The pavilion was designed by Rudolph Clausen from the architectural firm of Clausen & Kruse. The firm also designed other historic buildings in Davenport including the Democrat Building, the Forrest Block, Scott County Savings Bank, The Linograph Company Building, and the Davenport Municipal Stadium (now known as Modern Woodmen Park). The music pavilion is located just to the east of the stadium along the riverfront. The inspiration for the pavilion was Harrison Albright's Spreckels Organ Pavilion (1915) that was built for the Panama–California Exposition at Balboa Park in San Diego. While less decorative, it follows the same basic form and massing as the Spreckels, with flame finials, and a concentration of Baroque detail at the cornice and side openings. They differ in that the proscenium arch and the side pavilions are simpler in design.

The music pavilion is a concrete structure built on a raised stone podium.

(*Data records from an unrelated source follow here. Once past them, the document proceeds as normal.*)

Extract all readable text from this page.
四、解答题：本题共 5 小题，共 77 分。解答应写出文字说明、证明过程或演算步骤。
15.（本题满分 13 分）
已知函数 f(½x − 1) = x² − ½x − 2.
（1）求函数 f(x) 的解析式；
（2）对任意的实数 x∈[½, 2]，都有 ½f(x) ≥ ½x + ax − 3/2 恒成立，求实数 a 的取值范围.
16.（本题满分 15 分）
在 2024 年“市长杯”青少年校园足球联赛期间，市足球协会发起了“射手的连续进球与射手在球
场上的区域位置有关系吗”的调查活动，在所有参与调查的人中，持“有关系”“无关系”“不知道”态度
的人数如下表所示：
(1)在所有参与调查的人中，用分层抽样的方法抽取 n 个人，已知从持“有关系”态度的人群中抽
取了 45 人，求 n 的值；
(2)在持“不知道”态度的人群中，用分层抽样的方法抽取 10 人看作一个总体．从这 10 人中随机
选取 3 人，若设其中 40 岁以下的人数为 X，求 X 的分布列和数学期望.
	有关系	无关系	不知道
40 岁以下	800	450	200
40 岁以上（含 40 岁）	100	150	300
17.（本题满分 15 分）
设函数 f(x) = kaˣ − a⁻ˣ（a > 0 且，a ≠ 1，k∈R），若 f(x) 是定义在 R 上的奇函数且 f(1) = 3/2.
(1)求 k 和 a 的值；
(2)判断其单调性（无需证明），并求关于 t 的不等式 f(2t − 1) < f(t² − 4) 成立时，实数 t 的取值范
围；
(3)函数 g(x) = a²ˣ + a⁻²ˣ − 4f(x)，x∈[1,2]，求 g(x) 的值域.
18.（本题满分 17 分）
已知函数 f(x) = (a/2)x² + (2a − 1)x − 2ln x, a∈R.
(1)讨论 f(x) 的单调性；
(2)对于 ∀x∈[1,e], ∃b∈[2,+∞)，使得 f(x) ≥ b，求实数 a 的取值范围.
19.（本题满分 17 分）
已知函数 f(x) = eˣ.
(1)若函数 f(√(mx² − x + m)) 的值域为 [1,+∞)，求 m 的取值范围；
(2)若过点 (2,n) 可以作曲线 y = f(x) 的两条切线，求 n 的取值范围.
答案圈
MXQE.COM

It is rectangular in shape with a peaked roof which levels out to the north and south walls. The structure features distinctive ornamental details, Corinthian columns with twisted-rope shafts, minaret-shaped pinnacles, iron-grated windows, and side niches. There is complex decorative pattern work at the roofline. Many of the decorative details are finished in bold colors of blue, green, and gold, which contrast with the neutral color of the stone. The pavilion's facade faces to the east where an outdoor seating area, set on a concrete slab, is located. To the north of the pavilion is the bust of Davenport native Bix Beiderbecke, a prominent jazz musician in the 20th century.